Sunday, October 9, 2016


Saul Alinsky (1909 – 1972) was a Communist and community organizer who wrote Rules for Radicals. He had also been the mentor to Barack Obama and Hillary Clinton.

Alinsky’s final interview, just before his 1972 death, was quoted in the new film about his life, “A Wolf in Sheep’s Clothing”:

·       “If there is an afterlife, and I have anything to say about it, I will unreservedly choose to go to hell,” he tells Playboy magazine.

·       “Hell would be heaven for me,” he explains. “All my life I've been with the have-nots. Over here, if you're a have-not, you're short of dough. If you're a have-not in hell, you're short of virtue. Once I get into hell, I'll start organizing the have-nots over there.”
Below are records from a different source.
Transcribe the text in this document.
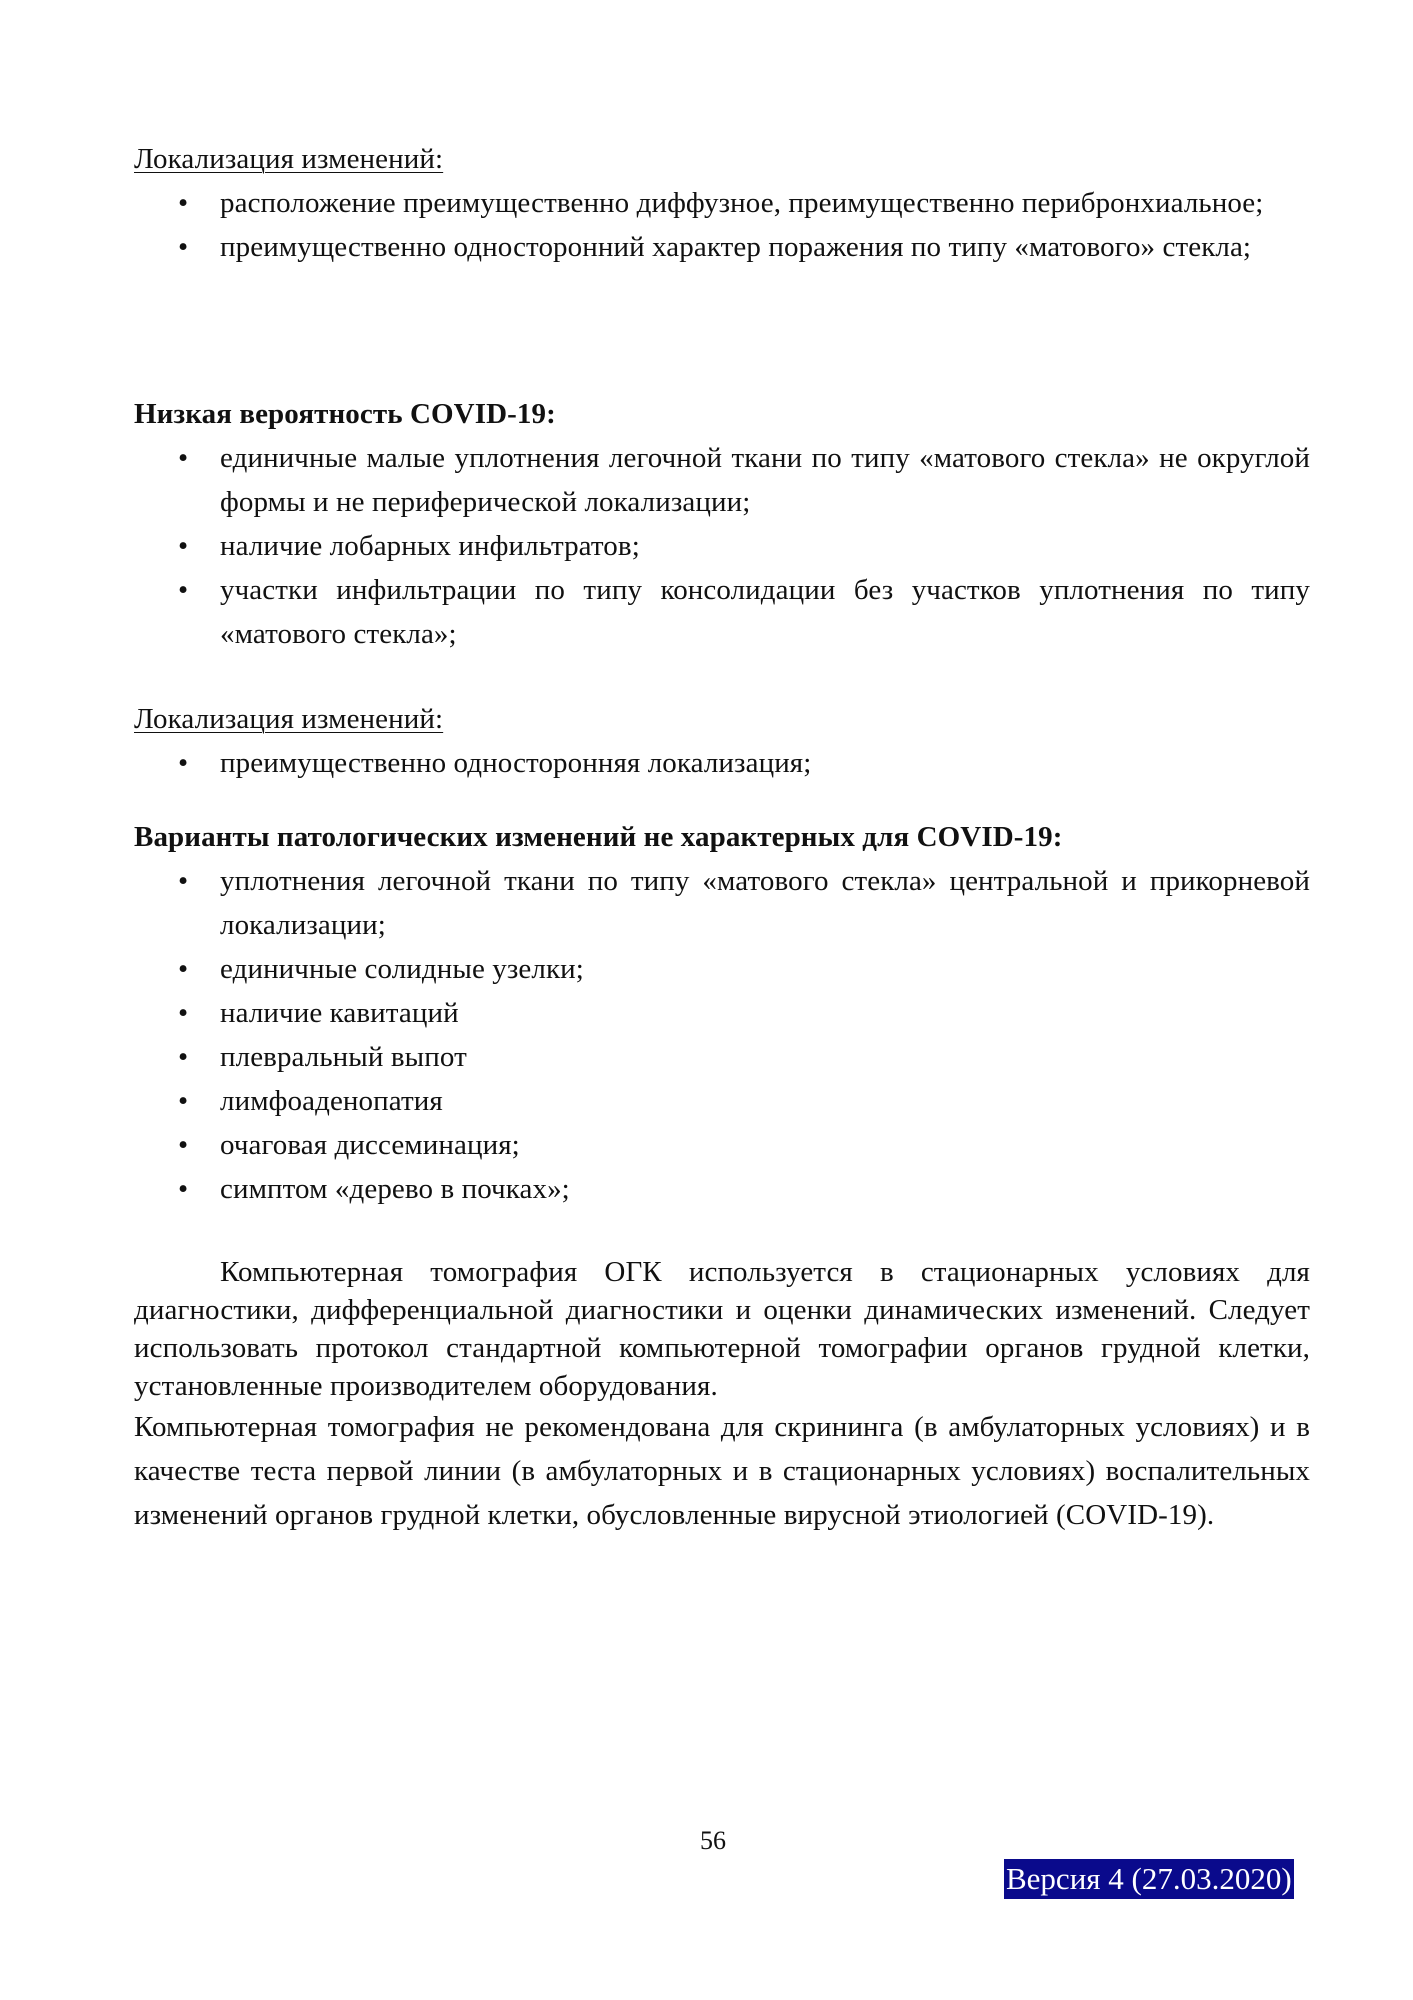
Локализация изменений:
•	расположение преимущественно диффузное, преимущественно перибронхиальное;
•	преимущественно односторонний характер поражения по типу «матового» стекла;
Низкая вероятность COVID-19:
•	единичные малые уплотнения легочной ткани по типу «матового стекла» не округлой формы и не периферической локализации;
•	наличие лобарных инфильтратов;
•	участки инфильтрации по типу консолидации без участков уплотнения по типу «матового стекла»;
Локализация изменений:
•	преимущественно односторонняя локализация;
Варианты патологических изменений не характерных для COVID-19:
•	уплотнения легочной ткани по типу «матового стекла» центральной и прикорневой локализации;
•	единичные солидные узелки;
•	наличие кавитаций
•	плевральный выпот
•	лимфоаденопатия
•	очаговая диссеминация;
•	симптом «дерево в почках»;

Компьютерная томография ОГК используется в стационарных условиях для диагностики, дифференциальной диагностики и оценки динамических изменений. Следует использовать протокол стандартной компьютерной томографии органов грудной клетки, установленные производителем оборудования.

Компьютерная томография не рекомендована для скрининга (в амбулаторных условиях) и в качестве теста первой линии (в амбулаторных и в стационарных условиях) воспалительных изменений органов грудной клетки, обусловленные вирусной этиологией (COVID-19).

56
Версия 4 (27.03.2020)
·       Asked why, Alinsky states, “They're my kind of people.”

Why would the “have-nots” be his “kind of people?” And what if they got a good-paying job that enabled them to climb up into the camp of the “haves?” Would they no longer be his “kind of people?” Why would the difference of a few extra dollars turn a friend into an enemy?

I think that there is only one way to understand this rigidity. Alinsky was, as are so many others, driven by jealousy and hatred of the “haves.” The Communists had hated the “haves” so much that they regarded them as “parasites” which had to be eliminated.
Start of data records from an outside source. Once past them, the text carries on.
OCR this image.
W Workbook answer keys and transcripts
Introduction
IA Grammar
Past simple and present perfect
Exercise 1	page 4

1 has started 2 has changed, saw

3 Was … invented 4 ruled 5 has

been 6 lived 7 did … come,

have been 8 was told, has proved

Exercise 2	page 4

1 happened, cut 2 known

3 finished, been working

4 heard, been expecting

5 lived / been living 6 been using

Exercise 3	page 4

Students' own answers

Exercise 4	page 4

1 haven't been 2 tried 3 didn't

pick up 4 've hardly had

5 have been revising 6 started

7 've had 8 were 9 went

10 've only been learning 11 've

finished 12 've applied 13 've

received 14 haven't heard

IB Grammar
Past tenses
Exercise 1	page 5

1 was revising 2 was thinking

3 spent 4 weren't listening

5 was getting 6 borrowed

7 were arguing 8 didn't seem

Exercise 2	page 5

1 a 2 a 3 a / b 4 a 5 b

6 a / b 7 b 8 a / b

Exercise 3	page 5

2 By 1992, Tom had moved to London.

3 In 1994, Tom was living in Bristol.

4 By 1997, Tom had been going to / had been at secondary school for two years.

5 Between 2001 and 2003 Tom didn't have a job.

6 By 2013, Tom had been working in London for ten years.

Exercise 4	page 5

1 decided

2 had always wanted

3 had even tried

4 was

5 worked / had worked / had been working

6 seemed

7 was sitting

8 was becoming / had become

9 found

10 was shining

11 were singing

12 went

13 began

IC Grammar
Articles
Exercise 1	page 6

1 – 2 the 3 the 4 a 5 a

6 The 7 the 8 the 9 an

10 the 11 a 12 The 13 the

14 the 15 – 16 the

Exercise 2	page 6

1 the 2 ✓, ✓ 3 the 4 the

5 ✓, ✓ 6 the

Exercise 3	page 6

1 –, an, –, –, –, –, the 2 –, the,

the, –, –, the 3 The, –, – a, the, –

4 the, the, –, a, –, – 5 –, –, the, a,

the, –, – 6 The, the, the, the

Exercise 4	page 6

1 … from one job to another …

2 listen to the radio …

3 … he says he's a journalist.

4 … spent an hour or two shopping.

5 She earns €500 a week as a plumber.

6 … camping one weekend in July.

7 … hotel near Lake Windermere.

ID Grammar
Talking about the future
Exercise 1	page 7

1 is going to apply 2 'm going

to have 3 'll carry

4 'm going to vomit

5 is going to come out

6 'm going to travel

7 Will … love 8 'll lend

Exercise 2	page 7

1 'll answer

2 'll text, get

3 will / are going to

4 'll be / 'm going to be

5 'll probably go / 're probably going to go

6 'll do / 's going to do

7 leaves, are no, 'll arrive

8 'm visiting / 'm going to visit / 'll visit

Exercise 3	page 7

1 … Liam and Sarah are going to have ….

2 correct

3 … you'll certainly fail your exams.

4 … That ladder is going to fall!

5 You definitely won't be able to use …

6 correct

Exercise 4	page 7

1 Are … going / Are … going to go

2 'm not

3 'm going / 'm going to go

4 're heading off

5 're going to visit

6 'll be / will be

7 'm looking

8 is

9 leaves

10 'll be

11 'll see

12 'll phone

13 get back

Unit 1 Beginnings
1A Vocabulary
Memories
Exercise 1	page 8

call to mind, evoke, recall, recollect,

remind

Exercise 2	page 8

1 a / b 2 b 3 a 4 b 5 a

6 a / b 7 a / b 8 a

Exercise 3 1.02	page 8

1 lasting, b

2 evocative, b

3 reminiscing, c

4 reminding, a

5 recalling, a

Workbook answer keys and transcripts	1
However, we are all vulnerable to such feelings and are tempted to hide them behind an idealistic framework such as a concern for the poor. Sadly, when idealism is driven by these repressed emotions, it takes destructive paths. Consequently, we no longer have the welfare of those we are trying to help in mind, but our own disguised agenda. Just look at the 100,000,000 slaughtered by the various Communist regimes seeking to create their “workers’ paradise!”
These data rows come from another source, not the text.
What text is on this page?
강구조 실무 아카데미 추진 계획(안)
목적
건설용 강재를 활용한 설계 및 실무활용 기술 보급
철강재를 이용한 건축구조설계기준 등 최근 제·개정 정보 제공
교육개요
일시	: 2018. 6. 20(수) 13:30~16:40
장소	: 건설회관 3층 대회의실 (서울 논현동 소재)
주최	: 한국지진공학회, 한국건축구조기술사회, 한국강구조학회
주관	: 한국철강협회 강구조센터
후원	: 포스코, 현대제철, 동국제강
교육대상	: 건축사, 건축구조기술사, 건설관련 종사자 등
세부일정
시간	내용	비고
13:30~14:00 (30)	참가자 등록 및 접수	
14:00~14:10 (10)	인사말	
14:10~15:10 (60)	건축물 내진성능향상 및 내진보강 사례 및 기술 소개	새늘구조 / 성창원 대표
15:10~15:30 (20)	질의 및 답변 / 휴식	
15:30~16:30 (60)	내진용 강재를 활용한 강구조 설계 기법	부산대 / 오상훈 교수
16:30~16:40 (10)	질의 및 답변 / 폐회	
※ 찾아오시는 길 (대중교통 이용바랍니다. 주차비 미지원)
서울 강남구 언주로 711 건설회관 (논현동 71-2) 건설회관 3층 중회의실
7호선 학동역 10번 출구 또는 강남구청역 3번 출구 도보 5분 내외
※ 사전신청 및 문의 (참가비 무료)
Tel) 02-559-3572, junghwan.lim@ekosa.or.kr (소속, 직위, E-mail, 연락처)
The idealist and revolutionary, Mao Tze Tung, is reported to have exterminated 45 million of his own people in order to create his ideal society. How is it that this self-sacrificial idealist could have been the inspiration for such horrors? I think it is because he was unable to confront his dark-side, which, as a result took control of his vision.

Marvin Olasky, editor-in-chief of World Magazine, reported that, in 1957, Mao stated:

·       I’m not afraid of nuclear war. There are 2.7 billion people in the world; it doesn’t matter if some are killed. China has a population of 600 million; even if half of them are killed, there are still 300 million people left. I am not afraid of anyone.

What can explain such callousness and blindness? Clearly, it was not a concern for others that had been speaking, but his own hatred and jealousy.

How can we guard ourselves against this fate? How can we face our underlying darkness? We need courage. It was only the assurances of the love and forgiveness of the Savior that enabled me to confront the truth about myself.